The ducks, strangely enough, stood their ground. One was scared into the water, but after that, they stood or sat stodgily, as if to say, we won't tolerate this interloper. Ducks are placid, but they also have a certain gravitas. They are not easily perturbed. Any goose would have made short work of this crow, lowering its neck, hissing and charging at him, but the ducks just had a sort of "we shall not be moved" attitude.
But why try to scare off ducks? How could a duck ever reach a crow's nest, and what sort of interest would it have even if it could? There are plenty of ground-dwelling predators capable of climbing trees and picking off tender crow fledglings. Raccoons, skunks, weasels and ferrets, even squirrels have been known to raid nests. And let's not start on the eagles, hawks and falcons, and even the owls which could easily swoop down and snatch a whole nest.

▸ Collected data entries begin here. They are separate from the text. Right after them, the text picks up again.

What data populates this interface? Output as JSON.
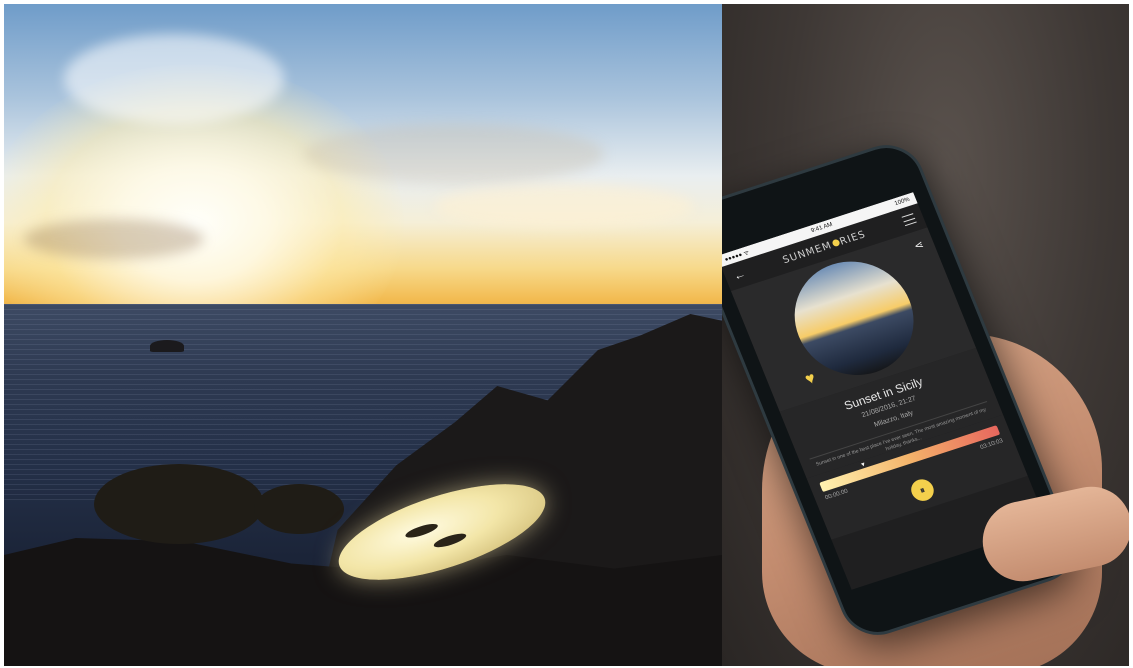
{
  "phone": {
    "status": {
      "carrier": "●●●●● ᯤ",
      "time": "9:41 AM",
      "battery": "100%"
    },
    "app": {
      "logo_prefix": "SUNMEM",
      "logo_suffix": "RIES"
    },
    "memory": {
      "title": "Sunset in Sicily",
      "datetime": "21/08/2016, 21:27",
      "location": "Milazzo, Italy",
      "description": "Sunset in one of the best place I've ever seen. The most amazing moment of my holiday, thanks..."
    },
    "player": {
      "elapsed": "00:00:00",
      "total": "03:10:03",
      "progress": 0.24
    }
  },
  "icons": {
    "back": "←",
    "share": "⋖",
    "heart": "♥",
    "pause": "⏸",
    "marker": "▼"
  },
  "colors": {
    "accent": "#f4d04c",
    "screen_bg": "#1f1f20"
  }
}
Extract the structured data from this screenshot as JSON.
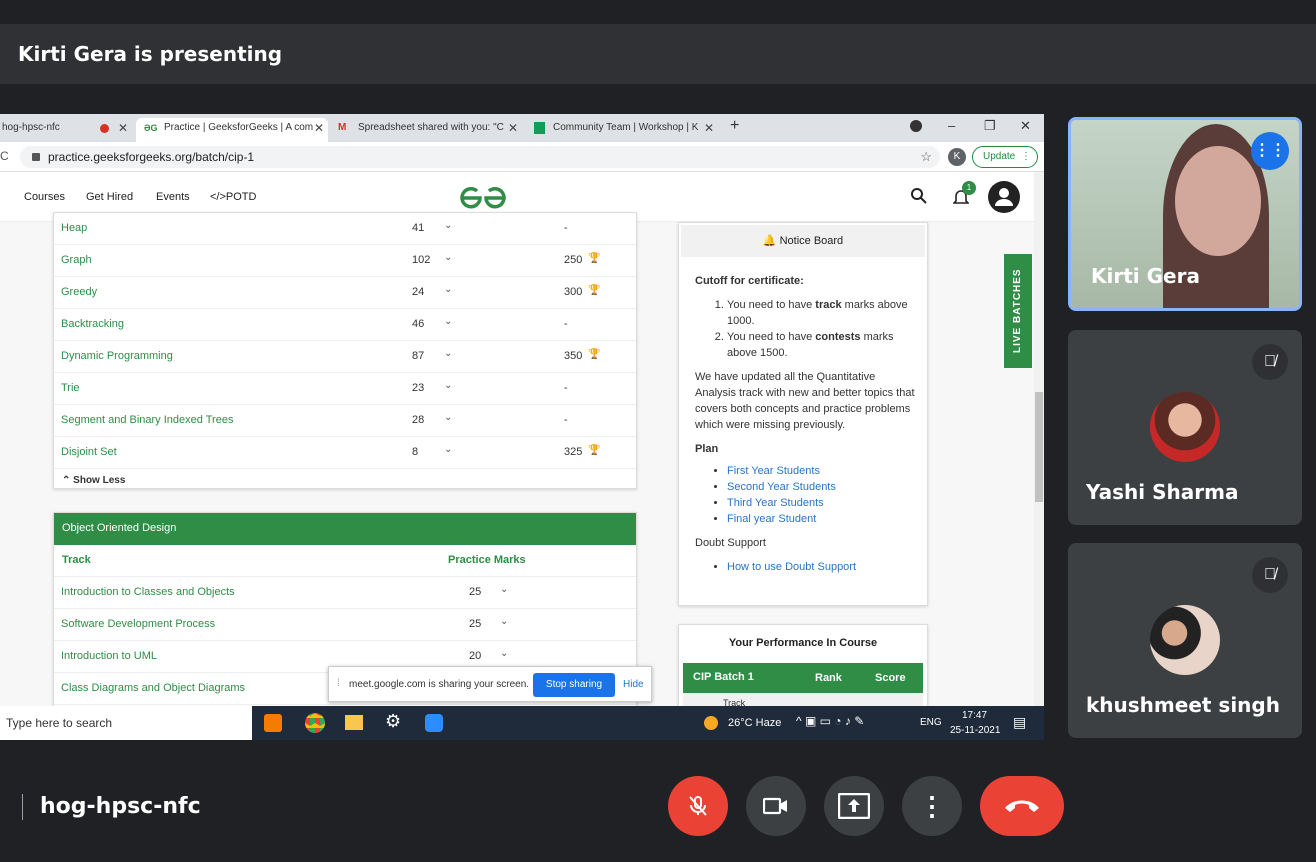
{
  "meet": {
    "presenting_text": "Kirti Gera is presenting",
    "meeting_name": "hog-hpsc-nfc",
    "participants": [
      {
        "name": "Kirti Gera"
      },
      {
        "name": "Yashi Sharma"
      },
      {
        "name": "khushmeet singh"
      }
    ]
  },
  "browser": {
    "tabs": [
      {
        "label": "hog-hpsc-nfc"
      },
      {
        "label": "Practice | GeeksforGeeks | A com"
      },
      {
        "label": "Spreadsheet shared with you: \"C"
      },
      {
        "label": "Community Team | Workshop | K"
      }
    ],
    "url": "practice.geeksforgeeks.org/batch/cip-1",
    "profile_letter": "K",
    "update_label": "Update"
  },
  "site": {
    "nav": [
      "Courses",
      "Get Hired",
      "Events",
      "</>POTD"
    ],
    "notification_count": "1",
    "track_rows": [
      {
        "name": "Heap",
        "count": "41",
        "marks": "-"
      },
      {
        "name": "Graph",
        "count": "102",
        "marks": "250"
      },
      {
        "name": "Greedy",
        "count": "24",
        "marks": "300"
      },
      {
        "name": "Backtracking",
        "count": "46",
        "marks": "-"
      },
      {
        "name": "Dynamic Programming",
        "count": "87",
        "marks": "350"
      },
      {
        "name": "Trie",
        "count": "23",
        "marks": "-"
      },
      {
        "name": "Segment and Binary Indexed Trees",
        "count": "28",
        "marks": "-"
      },
      {
        "name": "Disjoint Set",
        "count": "8",
        "marks": "325"
      }
    ],
    "show_less": "Show Less",
    "ood": {
      "title": "Object Oriented Design",
      "col_track": "Track",
      "col_marks": "Practice Marks",
      "rows": [
        {
          "name": "Introduction to Classes and Objects",
          "marks": "25"
        },
        {
          "name": "Software Development Process",
          "marks": "25"
        },
        {
          "name": "Introduction to UML",
          "marks": "20"
        },
        {
          "name": "Class Diagrams and Object Diagrams",
          "marks": ""
        }
      ]
    },
    "notice": {
      "title": "Notice Board",
      "cutoff_title": "Cutoff for certificate:",
      "items": [
        {
          "pre": "You need to have ",
          "bold": "track",
          "post": " marks above 1000."
        },
        {
          "pre": "You need to have ",
          "bold": "contests",
          "post": " marks above 1500."
        }
      ],
      "para": "We have updated all the Quantitative Analysis track with new and better topics that covers both concepts and practice problems which were missing previously.",
      "plan_title": "Plan",
      "plan_links": [
        "First Year Students",
        "Second Year Students",
        "Third Year Students",
        "Final year Student"
      ],
      "doubt_title": "Doubt Support",
      "doubt_link": "How to use Doubt Support"
    },
    "performance": {
      "title": "Your Performance In Course",
      "headers": [
        "CIP Batch 1",
        "Rank",
        "Score"
      ],
      "sub": "Track"
    },
    "live_batches": "LIVE BATCHES"
  },
  "share_bar": {
    "text": "meet.google.com is sharing your screen.",
    "stop": "Stop sharing",
    "hide": "Hide"
  },
  "taskbar": {
    "search": "Type here to search",
    "weather": "26°C  Haze",
    "lang": "ENG",
    "time": "17:47",
    "date": "25-11-2021"
  },
  "colors": {
    "brand": "#2f8d46",
    "end_call": "#ea4335",
    "accent": "#1a73e8"
  }
}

But this crow was attacking ducks. Placid mallards which didn't want their afternoon snooze disturbed. Ducks who were just waiting for the next handout, the inevitable, forbidden tourist-feed.
I had a passing thought that the crow was injured, but he seemed so able-bodied, so muscular and glossy (thus my use of "he", though I could be wrong) that it didn't make sense. He did not stir from the banks in all the time we spent at the lake, photographing Bosley and Belinda, our favorite duck couple. When we left, he was still cawing raucously and walking back and forth. Strutting, rather, aggressively. My only conclusion is that he saw birds, and birds meant threat, so he was going to get rid of them forthwith.